PEREZ: OK, my wife was not working. OK, the stress that we went through, the sleepless nights that we went through, the fear, OK, and the decision that I have to make because I was afraid of being thrown out on the streets.

SHAPIRO: Now, he's about to buy a home once again. At work, he is negotiating with the Betancourt's lender, trying to get a repayment plan that'll let them stay in their house without having to go through the trauma that he experienced.

PEREZ: I think that we've got a pretty good chance of keeping their home.

SHAPIRO: But even if they do keep their house, any prospect of retirement or taking a vacation seems far away for the Betancourts.

KRIS MARSH: You know, we often talk about how, when white America gets a - gets a cold, black America gets the flu.

SHAPIRO: I met Professor Kris Marsh in another part of Prince George's County to try to understand why the black middle class has recovered so much more slowly from the housing crisis. She's a University of Maryland sociologist who studies the black middle class and lives in a beautiful home in an upscale housing complex. Most of the homeowners here are black, and she says the houses are worth less than they'd be in a similar neighborhood that's majority white.

MARSH: That's the fundamental truth - is, like, it's a racist housing market (laughter). But if we kind of unpack that and add some sociology around that, we have to look at, like, the resources that whites had before the problem that we had in the housing market and how that kind of helped them to rebound so much quicker. Blacks didn't have those resources, so when an emergency or something happens or a crisis happens, it's a little harder for them to bounce back.

SHAPIRO: This is one theme that keeps coming up as we look at what it means to be middle class in America today. You can get by all right, until there's a medical emergency or a tree falls through the roof of your house. One big, surprise expense, and suddenly you're in free fall.

MARSH: You - you might want to go straight.

SHAPIRO: Kris Marsh takes us on a tour of her neighborhood, past duck ponds and playgrounds.

MARSH: It is really great to have a cardiologist live next to you and have a executive police officer live to the right of you and a geneticist live down the street. I mean, that's kind of hot. And they're black. But then, on the flip side, it's like, but we quite haven't arrived yet because are living here by choice, or are we forced to live here? Is that - is the housing market constrained?

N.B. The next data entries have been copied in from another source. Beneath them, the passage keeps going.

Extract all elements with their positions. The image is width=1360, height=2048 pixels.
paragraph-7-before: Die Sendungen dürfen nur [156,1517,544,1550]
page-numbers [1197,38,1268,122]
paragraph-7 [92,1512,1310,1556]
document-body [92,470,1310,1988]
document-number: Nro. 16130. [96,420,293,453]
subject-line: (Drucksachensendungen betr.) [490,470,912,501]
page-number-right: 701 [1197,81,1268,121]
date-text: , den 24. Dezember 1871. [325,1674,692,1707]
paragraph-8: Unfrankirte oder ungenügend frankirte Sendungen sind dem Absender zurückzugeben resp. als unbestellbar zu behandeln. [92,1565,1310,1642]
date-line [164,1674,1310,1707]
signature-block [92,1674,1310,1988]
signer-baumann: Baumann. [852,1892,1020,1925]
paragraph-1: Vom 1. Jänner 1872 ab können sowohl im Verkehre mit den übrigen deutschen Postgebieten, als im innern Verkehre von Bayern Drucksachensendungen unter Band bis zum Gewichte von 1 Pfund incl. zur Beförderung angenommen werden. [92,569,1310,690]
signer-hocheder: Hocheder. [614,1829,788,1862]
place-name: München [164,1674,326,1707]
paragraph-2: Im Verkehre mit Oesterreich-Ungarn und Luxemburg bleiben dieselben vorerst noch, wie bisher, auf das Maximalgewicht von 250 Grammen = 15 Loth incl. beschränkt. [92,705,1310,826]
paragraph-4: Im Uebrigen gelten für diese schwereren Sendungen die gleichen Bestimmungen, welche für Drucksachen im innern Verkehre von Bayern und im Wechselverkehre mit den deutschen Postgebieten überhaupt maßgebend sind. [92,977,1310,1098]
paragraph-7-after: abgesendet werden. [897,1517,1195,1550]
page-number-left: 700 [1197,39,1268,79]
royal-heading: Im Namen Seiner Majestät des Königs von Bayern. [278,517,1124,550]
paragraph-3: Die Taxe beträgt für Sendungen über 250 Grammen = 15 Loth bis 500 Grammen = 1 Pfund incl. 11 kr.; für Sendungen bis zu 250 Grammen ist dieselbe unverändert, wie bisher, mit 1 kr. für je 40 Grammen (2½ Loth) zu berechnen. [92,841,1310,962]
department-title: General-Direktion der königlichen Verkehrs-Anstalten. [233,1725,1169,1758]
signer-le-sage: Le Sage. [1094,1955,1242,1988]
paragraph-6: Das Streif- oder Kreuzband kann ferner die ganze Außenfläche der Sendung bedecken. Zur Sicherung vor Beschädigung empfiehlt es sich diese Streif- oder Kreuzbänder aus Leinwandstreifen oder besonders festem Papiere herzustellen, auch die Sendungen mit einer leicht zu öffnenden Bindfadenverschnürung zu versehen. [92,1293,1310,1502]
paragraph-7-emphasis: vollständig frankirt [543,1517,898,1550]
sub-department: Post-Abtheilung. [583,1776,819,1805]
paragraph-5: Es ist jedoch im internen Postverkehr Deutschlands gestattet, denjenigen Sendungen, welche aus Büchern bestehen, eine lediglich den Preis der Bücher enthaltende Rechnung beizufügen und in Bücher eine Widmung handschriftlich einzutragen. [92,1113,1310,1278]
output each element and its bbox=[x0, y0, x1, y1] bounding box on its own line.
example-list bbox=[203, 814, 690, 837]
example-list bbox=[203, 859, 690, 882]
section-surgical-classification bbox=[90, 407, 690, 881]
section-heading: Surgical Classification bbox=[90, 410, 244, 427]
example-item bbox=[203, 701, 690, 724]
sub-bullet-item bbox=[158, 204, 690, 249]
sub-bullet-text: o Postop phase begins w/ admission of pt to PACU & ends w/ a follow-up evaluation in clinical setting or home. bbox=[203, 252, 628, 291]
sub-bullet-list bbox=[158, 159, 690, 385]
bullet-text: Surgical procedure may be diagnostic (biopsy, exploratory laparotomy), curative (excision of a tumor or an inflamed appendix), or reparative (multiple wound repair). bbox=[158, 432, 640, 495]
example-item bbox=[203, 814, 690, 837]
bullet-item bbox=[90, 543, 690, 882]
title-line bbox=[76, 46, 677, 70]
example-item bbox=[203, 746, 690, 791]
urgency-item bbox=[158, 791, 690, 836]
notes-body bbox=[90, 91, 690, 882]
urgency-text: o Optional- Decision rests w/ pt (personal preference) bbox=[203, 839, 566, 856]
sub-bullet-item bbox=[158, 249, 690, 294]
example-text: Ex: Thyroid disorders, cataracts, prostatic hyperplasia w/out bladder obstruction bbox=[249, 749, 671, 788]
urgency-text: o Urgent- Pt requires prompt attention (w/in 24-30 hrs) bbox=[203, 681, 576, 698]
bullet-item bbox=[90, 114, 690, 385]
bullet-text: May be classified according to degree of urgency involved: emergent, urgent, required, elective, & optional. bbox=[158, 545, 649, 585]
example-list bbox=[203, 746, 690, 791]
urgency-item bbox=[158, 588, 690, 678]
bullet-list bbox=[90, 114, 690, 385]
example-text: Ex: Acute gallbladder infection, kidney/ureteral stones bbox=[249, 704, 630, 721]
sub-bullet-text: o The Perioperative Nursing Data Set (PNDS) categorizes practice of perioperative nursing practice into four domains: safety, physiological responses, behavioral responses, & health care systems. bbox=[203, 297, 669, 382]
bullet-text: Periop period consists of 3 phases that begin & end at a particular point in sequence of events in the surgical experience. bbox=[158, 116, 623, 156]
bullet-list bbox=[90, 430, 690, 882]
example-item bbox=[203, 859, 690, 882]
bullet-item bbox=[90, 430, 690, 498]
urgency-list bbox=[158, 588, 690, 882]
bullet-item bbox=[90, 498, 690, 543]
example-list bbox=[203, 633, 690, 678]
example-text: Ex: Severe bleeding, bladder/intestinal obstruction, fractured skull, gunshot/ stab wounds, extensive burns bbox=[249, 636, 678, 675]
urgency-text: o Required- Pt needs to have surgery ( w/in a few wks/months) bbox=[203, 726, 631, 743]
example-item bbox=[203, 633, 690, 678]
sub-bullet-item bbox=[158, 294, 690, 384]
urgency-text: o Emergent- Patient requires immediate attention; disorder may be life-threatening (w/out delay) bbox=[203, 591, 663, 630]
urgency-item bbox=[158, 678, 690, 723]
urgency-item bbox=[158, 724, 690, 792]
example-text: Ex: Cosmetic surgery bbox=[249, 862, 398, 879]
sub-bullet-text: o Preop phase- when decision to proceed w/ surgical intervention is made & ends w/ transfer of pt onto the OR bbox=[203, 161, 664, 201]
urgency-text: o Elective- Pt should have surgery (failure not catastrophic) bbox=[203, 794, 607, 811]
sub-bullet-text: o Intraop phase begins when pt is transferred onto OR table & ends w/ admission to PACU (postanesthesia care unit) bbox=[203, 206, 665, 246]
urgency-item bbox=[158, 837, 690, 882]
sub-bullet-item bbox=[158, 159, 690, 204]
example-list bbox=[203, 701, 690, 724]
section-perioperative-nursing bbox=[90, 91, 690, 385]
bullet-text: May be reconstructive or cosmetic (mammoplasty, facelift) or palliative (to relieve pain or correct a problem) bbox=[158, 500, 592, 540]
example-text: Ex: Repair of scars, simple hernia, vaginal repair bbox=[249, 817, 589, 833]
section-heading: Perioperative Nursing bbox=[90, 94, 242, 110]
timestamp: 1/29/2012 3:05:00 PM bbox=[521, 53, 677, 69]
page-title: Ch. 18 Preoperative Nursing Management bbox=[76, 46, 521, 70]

SHAPIRO: Would you prefer to live in a place that is, you know, 30 percent Latino, 30 percent white, 30 percent black?

MARSH: Well, those places don't exist because whites live in predominantly white areas. But (laughter), OK, so here's how I'm going to answer that question - is it more important for my psychological well-being to be in a predominantly black neighborhood, or is it more important to for me to build equity faster in my house? And if that's the case, then I should live in a more mixed community.

SHAPIRO: Because you know that, living in a predominantly black neighborhood, your house is not going to increase in value as quickly as if your neighbors were white.

MARSH: Yes, yes.

SHAPIRO: Even if it's a neighborhood like this, where every house is gorgeous?

MARSH: Yes.

SHAPIRO: She leads us to the center of the housing complex, where there's a grand mansion. It's the original plantation house. This entire development was built on land that once held slaves. Professor Marsh lives on a street named after one of those slaves, a woman called Hattie.

MARSH: I'm pretty sure Hattie was a cook.

SHAPIRO: Marsh feels a bit like she's reclaiming history, but it's also painful.

MARSH: So every morning, when I'm - like, I arrive, I've got to drive past that.